Future research should: (i) directly test whether β-glucan fermentation by specific taxa increases succinate via in vitro fermentation models; (ii) assess vitamin B12 availability and its impact on succinate-to-propionate conversion during barley intake; (iii) define succinate concentration ranges that optimize metabolic benefits without adverse effects; and (iv) evaluate translational relevance in human trials with integrated metabologenomic profiling.
Limitations
- Causality between specific taxa (e.g., Bacteroides, Parasutterella) and succinate production was inferred from correlations; direct mechanistic proof (e.g., in vitro fermentation, gnotobiotic models) is lacking.
- Potential constraints on succinate-to-propionate conversion (e.g., vitamin B12 availability) were not measured.

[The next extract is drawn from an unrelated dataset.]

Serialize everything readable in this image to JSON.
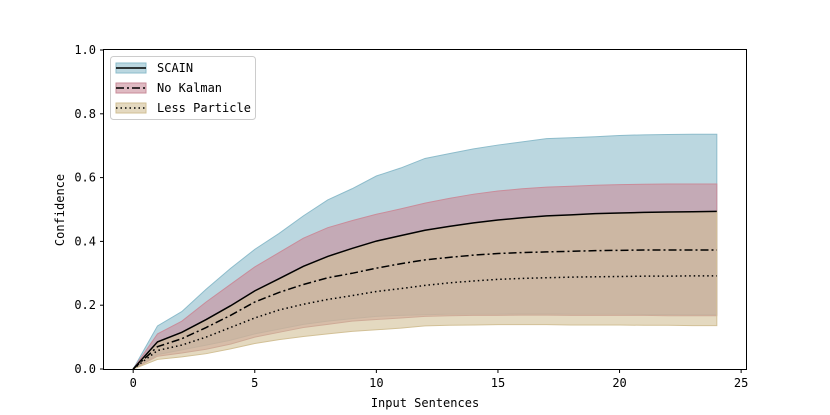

- Succinate accumulation can influence inflammation and diarrhea; although overt diarrhea was not observed and body weight increased, comprehensive assessment of inflammatory markers was not reported.
- Mouse model findings may not directly generalize to humans; only two barley varieties were tested, and food form/matrix effects may differ in practice.
- In Study 2, two Slc13a2−/− mice in the BF group were excluded due to growth defects, which could affect group comparisons; sample sizes after exclusion were not detailed per group.